Eindelijk ben ik aan de
Twee Doctoren (lyrisch drama in 2 schuifkens en 1 proloog) begonnen. (Vanavond heb ik een banket omdat m'nen baas gedekoreedjd is en kan er dus niks aan doen.. Morgen avond is 't af. Zend me
spoedig, per omgaande, uw symfonisch monodrama. Dat lasch ik te goeder plaatse in.
Zors[1] zal een ouvertuur (?) maken, coupletten adapteeren en voor uw
symf[onisch] monodrama "lyrische" muziek maken. Ik zal 1
exempl[aar] voor u overschrijven en aan de piano lezen we elk rol, met de noodige intonaties. Zaterdag namiddag zullen we dat eens repeteeren.
Het onderwerp is — geloof ik!? — dees: Dr. van Mane vindt Dr. Dietz
[2] voor een stammeneïke in Gent, op een dag dat de
Vl[aamsche] Academie zitting houdt. Van Mane sleurt Diets meê om te gaan
uitzet-ten en ze pakken der 20! en dan voor eeuwig... Zoodat ze tut zijn als ze weggaan. In die stammeneï houden ze een gesprek over de letterkundige toestanden. Daarin moet de kwestie van den 5 jaarlijkschen prijskamp besproken worden;
[3] Hansen leest den diskoers dien hij straks in de
Academie gaat lezen;
[4] van Mane zijn monodrama. Zij maken critiek. Ruzie!
D[iets] scheldt
M[ane] als de
conditio sine qua non van alle revue's — waarop Mane fier is... Ten slotte verzoening en, arm in arm, op een kluchtig Engelsch airke dat vroeger in den Eldorado gespeeld werd trekken ze er van deur... naar
de K.K. demie.
Als gij een idee hebt schrijf het spoedig. Woensdag zal ik u zenden wat ik deed. Maar Zors zou vast uw machine moeten hebben vóor morgen-avond.
[2]
Ziehier de
Prologe,
te reciteeren door een acteur met 4 oogen.
Geachte toehoorders en - toehoorderessen!
We trekken niet gâeren de vrienden op flesschen
En willen niet venten voor goeien wijn
Wat alleen maar zuren azijn - kan zijn.
't Is jongenspret, kwâpitsenvreugd,
En, lacht g'er niê mee, óns deed het toch deugd.
't Lust ons, van tijd tot tijd eens wat te gekken
En menigen zot een kleêken aan te trekken.
Wij meenen het niet kwaad, en — a, a, e, i! —(1)
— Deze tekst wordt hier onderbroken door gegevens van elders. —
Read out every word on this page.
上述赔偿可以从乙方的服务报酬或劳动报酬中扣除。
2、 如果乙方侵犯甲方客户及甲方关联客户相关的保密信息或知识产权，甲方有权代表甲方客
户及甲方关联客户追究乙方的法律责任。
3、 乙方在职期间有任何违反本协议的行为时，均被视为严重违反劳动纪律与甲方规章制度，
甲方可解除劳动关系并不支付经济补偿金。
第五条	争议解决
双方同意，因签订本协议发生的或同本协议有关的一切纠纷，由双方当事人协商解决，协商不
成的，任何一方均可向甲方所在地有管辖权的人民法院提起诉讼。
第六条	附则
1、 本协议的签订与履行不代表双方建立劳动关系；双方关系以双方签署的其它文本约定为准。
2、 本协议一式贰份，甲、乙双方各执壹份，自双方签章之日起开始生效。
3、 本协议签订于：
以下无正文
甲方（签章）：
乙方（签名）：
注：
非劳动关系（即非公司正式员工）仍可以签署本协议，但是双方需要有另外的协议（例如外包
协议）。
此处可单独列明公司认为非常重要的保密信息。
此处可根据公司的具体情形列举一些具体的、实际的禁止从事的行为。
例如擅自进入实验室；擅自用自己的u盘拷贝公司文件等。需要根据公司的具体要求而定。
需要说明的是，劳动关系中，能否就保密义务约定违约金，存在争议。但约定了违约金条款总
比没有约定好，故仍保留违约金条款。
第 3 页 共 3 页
't Lot viel vandaag op dé Academie!
Ons stuk speelt in de stad van Uitzet, Schelde en Lei
— Want al de goeie dingen bestaan altijd in drij! —
(verteederd) 't Was in de Pietmaand — maand van Piet —
't Geen zeggen wil: September — 'lijk m'in het jaarboek der Academie bemerrekt ziet.
Men zou dien dag fameuze zitting houwen
Van Mane had er al een monodrama voor gebrouwen.
Doctor Diets was een diskoers aan 't knouwen
Enfin, ze zouden ginder kennis maken met hunne ouwe!
Een uur vóor Klokke Roeland d'ure bromt
Kwam doctor Mane in Gent reeds aangesto'md.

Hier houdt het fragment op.